What it takes to defend against a class-action lawsuit

by | Jun 14, 2021 | Business Litigation |

It’s an unfortunate truth of the business world that no company is immune from the possibility of having to defend against a class-action lawsuit. Whether your company manufactures consumable products or provides a service, there’s always the possibility that enough plaintiffs will band together to form a class and bring a suit against you, which can be devastating to have to confront. Luckily, there are ways of defeating the formation of these classes so that you can deal with each plaintiff’s claim individually.

The requirements for bringing a class-action suit

In order for a group of plaintiffs to pool their suits against you into one class-action suit, they have to demonstrate to the court that they meet certain requirements. Essentially, the plaintiffs’ claims – and the relief sought – must be so similar that it makes sense for the court to allow them to combine their claims.

To qualify for classification – which is the court’s recognition of the validity of the class, and their right to sue together – the plaintiffs will have to show that there is an injury common to the whole class, and that a court’s final outcome would satisfy the claim of every member of the class.
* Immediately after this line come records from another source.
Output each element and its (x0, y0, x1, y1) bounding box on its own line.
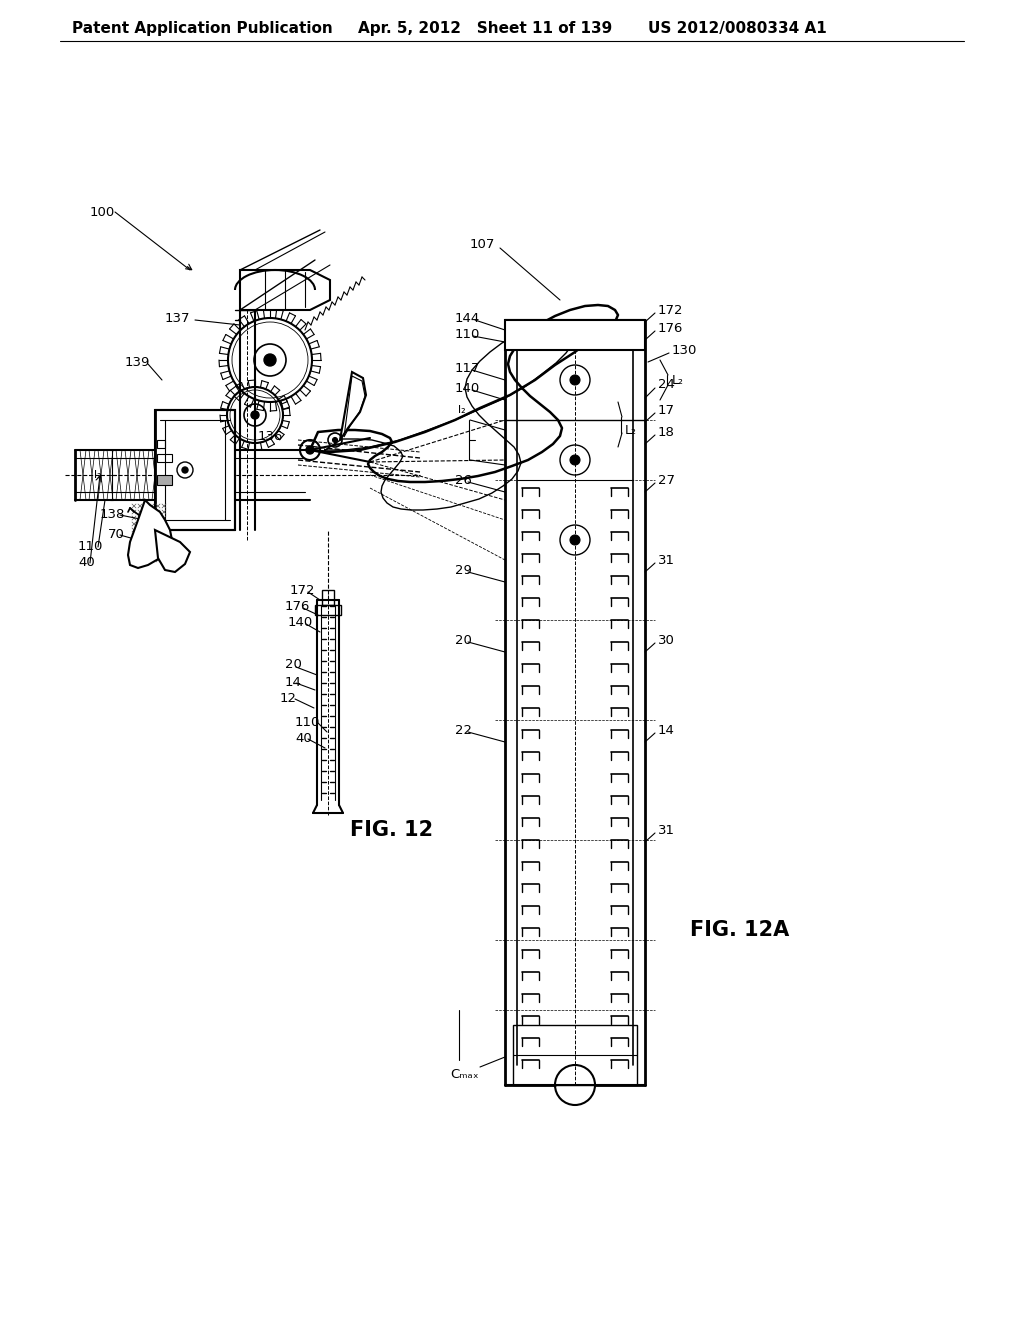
Text: 30: 30 (658, 634, 675, 647)
Bar (157, 454, 172, 462)
Text: 110: 110 (295, 715, 321, 729)
Text: Patent Application Publication: Patent Application Publication (72, 21, 333, 36)
Text: 40: 40 (295, 731, 311, 744)
Text: 117: 117 (455, 362, 480, 375)
Text: 31: 31 (658, 824, 675, 837)
Text: 14: 14 (285, 676, 302, 689)
Text: 139: 139 (125, 355, 151, 368)
Polygon shape (340, 372, 366, 440)
Text: 14: 14 (658, 723, 675, 737)
Text: 27: 27 (658, 474, 675, 487)
Circle shape (251, 411, 259, 418)
Text: 17: 17 (658, 404, 675, 417)
Circle shape (264, 354, 276, 366)
Text: FIG. 12A: FIG. 12A (690, 920, 790, 940)
Text: 29: 29 (455, 564, 472, 577)
Circle shape (570, 535, 580, 545)
Text: 140: 140 (288, 615, 313, 628)
Text: 100: 100 (90, 206, 116, 219)
Text: 176: 176 (658, 322, 683, 334)
Text: 107: 107 (470, 239, 496, 252)
Text: 24: 24 (658, 379, 675, 392)
Text: 20: 20 (285, 659, 302, 672)
Bar (155, 411, 234, 531)
Text: Apr. 5, 2012   Sheet 11 of 139: Apr. 5, 2012 Sheet 11 of 139 (358, 21, 612, 36)
Text: L₂: L₂ (625, 424, 637, 437)
Text: 12: 12 (280, 692, 297, 705)
Text: 130: 130 (672, 343, 697, 356)
Circle shape (182, 467, 188, 473)
Circle shape (306, 446, 314, 454)
Text: US 2012/0080334 A1: US 2012/0080334 A1 (648, 21, 826, 36)
Text: 18: 18 (658, 425, 675, 438)
Text: 144: 144 (455, 312, 480, 325)
Bar (315, 605, 341, 615)
Bar (322, 590, 334, 605)
Text: L₂: L₂ (672, 374, 684, 387)
Bar (157, 475, 172, 484)
Text: FIG. 12: FIG. 12 (350, 820, 433, 840)
Polygon shape (240, 271, 330, 310)
Text: 40: 40 (78, 556, 95, 569)
Text: 20: 20 (455, 634, 472, 647)
Text: 172: 172 (658, 304, 683, 317)
Text: 26: 26 (455, 474, 472, 487)
Text: 31: 31 (658, 553, 675, 566)
Circle shape (333, 437, 338, 442)
Text: 172: 172 (290, 583, 315, 597)
Text: 138: 138 (100, 507, 125, 520)
Text: l₂: l₂ (94, 470, 101, 480)
Text: 22: 22 (455, 723, 472, 737)
Bar (157, 440, 165, 447)
Text: l₂: l₂ (458, 405, 466, 414)
Text: Cₘₐₓ: Cₘₐₓ (450, 1068, 478, 1081)
Text: 176: 176 (285, 599, 310, 612)
Text: 137: 137 (165, 312, 190, 325)
Text: 110: 110 (78, 540, 103, 553)
Polygon shape (128, 500, 172, 568)
Text: 136: 136 (258, 430, 284, 444)
Polygon shape (155, 531, 190, 572)
Circle shape (570, 375, 580, 385)
Circle shape (570, 455, 580, 465)
Bar (505, 319, 645, 350)
Text: 110: 110 (455, 327, 480, 341)
Text: 70: 70 (108, 528, 125, 540)
Text: 140: 140 (455, 381, 480, 395)
Bar (513, 1026, 637, 1085)
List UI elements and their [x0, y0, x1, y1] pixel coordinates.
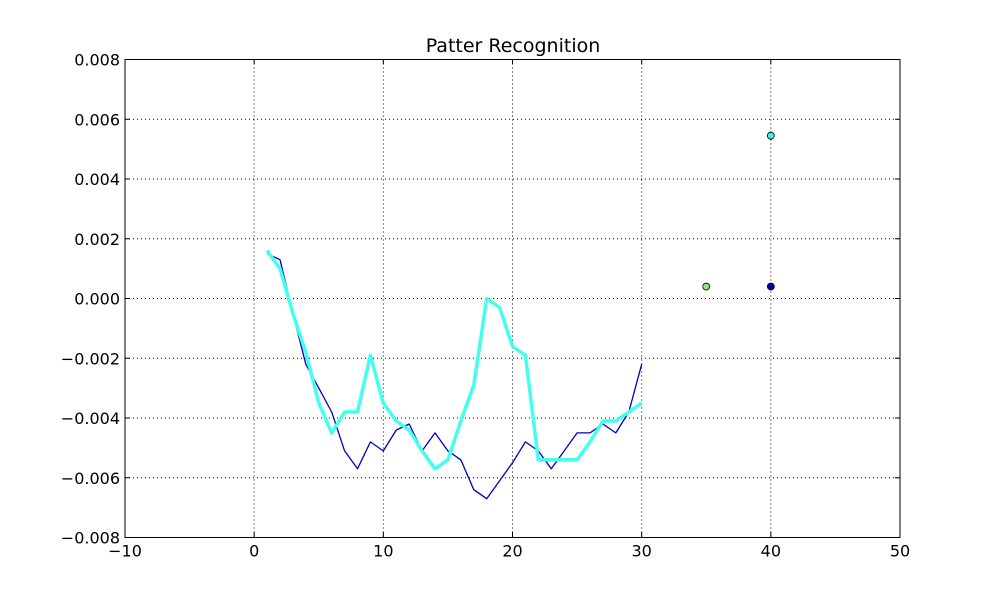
series-line-1 — [266, 253, 643, 500]
x-tick-label: −10 — [108, 542, 142, 561]
x-tick-label: 30 — [631, 542, 651, 561]
y-tick-label: −0.006 — [61, 469, 120, 488]
series-layer — [265, 249, 643, 500]
scatter-point-1 — [702, 282, 711, 291]
y-tick-label: 0.002 — [74, 230, 120, 249]
tick-layer — [124, 59, 901, 538]
y-tick-label: 0.004 — [74, 170, 120, 189]
x-tick-label: 20 — [502, 542, 522, 561]
y-tick-label: −0.004 — [61, 409, 120, 428]
y-tick-label: 0.008 — [74, 51, 120, 70]
y-tick-label: 0.000 — [74, 290, 120, 309]
x-tick-label: 10 — [373, 542, 393, 561]
x-tick-label: 40 — [761, 542, 781, 561]
scatter-point-3 — [766, 131, 775, 140]
y-tick-label: −0.008 — [61, 529, 120, 548]
x-tick-label: 0 — [249, 542, 259, 561]
scatter-point-2 — [766, 282, 775, 291]
chart-title: Patter Recognition — [426, 35, 601, 57]
points-layer — [702, 131, 775, 291]
x-tick-label: 50 — [890, 542, 910, 561]
y-tick-label: 0.006 — [74, 110, 120, 129]
tick-label-layer: −10 0 10 20 30 40 50 −0.008 −0.006 −0.004 −0.002 0.… — [61, 51, 910, 561]
y-tick-label: −0.002 — [61, 349, 120, 368]
series-line-2 — [265, 249, 643, 471]
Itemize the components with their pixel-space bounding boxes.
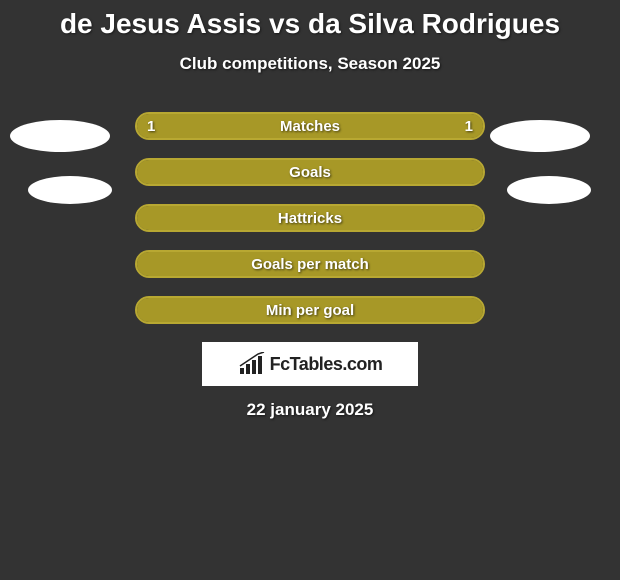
date-label: 22 january 2025 <box>0 400 620 420</box>
page-title: de Jesus Assis vs da Silva Rodrigues <box>0 0 620 40</box>
stat-row: Matches 1 1 <box>135 112 485 140</box>
stat-label: Matches <box>280 118 340 135</box>
avatar-left1 <box>10 120 110 152</box>
bar-fill-right <box>310 160 483 184</box>
brand-text: FcTables.com <box>270 354 383 375</box>
stat-label: Hattricks <box>278 210 342 227</box>
avatar-right1 <box>490 120 590 152</box>
stat-label: Min per goal <box>266 302 354 319</box>
stat-label: Goals per match <box>251 256 369 273</box>
bar-fill-left <box>137 160 310 184</box>
stat-row: Goals <box>135 158 485 186</box>
brand-box: FcTables.com <box>202 342 418 386</box>
stat-row: Min per goal <box>135 296 485 324</box>
stat-row: Goals per match <box>135 250 485 278</box>
stat-value-left: 1 <box>147 118 155 135</box>
avatar-right2 <box>507 176 591 204</box>
stat-row: Hattricks <box>135 204 485 232</box>
page-subtitle: Club competitions, Season 2025 <box>0 54 620 74</box>
brand-icon <box>238 352 266 376</box>
stat-label: Goals <box>289 164 331 181</box>
avatar-left2 <box>28 176 112 204</box>
stat-value-right: 1 <box>465 118 473 135</box>
comparison-chart: Matches 1 1 Goals Hattricks Goals per match Mi… <box>135 112 485 324</box>
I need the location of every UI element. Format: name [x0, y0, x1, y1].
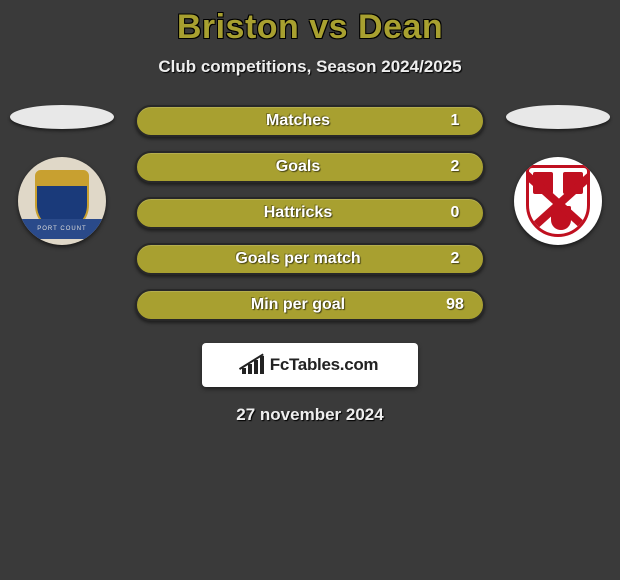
stat-value: 0 — [439, 204, 483, 222]
stat-label: Matches — [137, 112, 439, 130]
stat-label: Hattricks — [137, 204, 439, 222]
stats-column: Matches 1 Goals 2 Hattricks 0 Goals per … — [135, 105, 485, 321]
stat-label: Min per goal — [137, 296, 439, 314]
player-photo-placeholder-left — [10, 105, 114, 129]
crest-band: PORT COUNT — [18, 219, 106, 239]
brand-text: FcTables.com — [270, 355, 379, 375]
stat-label: Goals — [137, 158, 439, 176]
stat-row-goals: Goals 2 — [135, 151, 485, 183]
stat-row-goals-per-match: Goals per match 2 — [135, 243, 485, 275]
brand-link[interactable]: FcTables.com — [202, 343, 418, 387]
club-crest-left[interactable]: PORT COUNT — [18, 157, 106, 245]
bar-chart-icon — [242, 356, 264, 374]
stat-value: 1 — [439, 112, 483, 130]
stat-row-matches: Matches 1 — [135, 105, 485, 137]
left-column: PORT COUNT — [7, 105, 117, 245]
stat-value: 98 — [439, 296, 483, 314]
page-title: Briston vs Dean — [0, 8, 620, 47]
subtitle: Club competitions, Season 2024/2025 — [0, 57, 620, 77]
stat-row-hattricks: Hattricks 0 — [135, 197, 485, 229]
stat-value: 2 — [439, 250, 483, 268]
stat-row-min-per-goal: Min per goal 98 — [135, 289, 485, 321]
main-row: PORT COUNT Matches 1 Goals 2 Hattricks 0… — [0, 105, 620, 321]
shield-icon — [526, 165, 590, 237]
date-label: 27 november 2024 — [0, 405, 620, 425]
stat-value: 2 — [439, 158, 483, 176]
right-column — [503, 105, 613, 245]
club-crest-right[interactable] — [514, 157, 602, 245]
player-photo-placeholder-right — [506, 105, 610, 129]
stat-label: Goals per match — [137, 250, 439, 268]
widget-container: Briston vs Dean Club competitions, Seaso… — [0, 0, 620, 425]
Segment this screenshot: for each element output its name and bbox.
Defeat the suit before it begins

This classification requirement gives you a chance to prevent the class-action suit from happening in the first place. Your attorney’s strategy will likely be to counter the attempted classification by showing the court why the plaintiffs don’t qualify as a class.

Your attorney can accomplish this by demonstrating that the plaintiffs don’t have similar-enough injuries or claims. It can also be done by showing that one judgment wouldn´t be a just outcome for redressing all the various claims of the class members, and that justice demands that each of them bring their own individual suit.

If you can defeat classification, then each class member will have to bring their own suits against you. Many of them won´t be able or willing to do so due to the costs of litigation or their likely recovery being too low, meaning that you´ll end up with far fewer claims to deal with than if they were to successfully qualify to bring a class-action against you.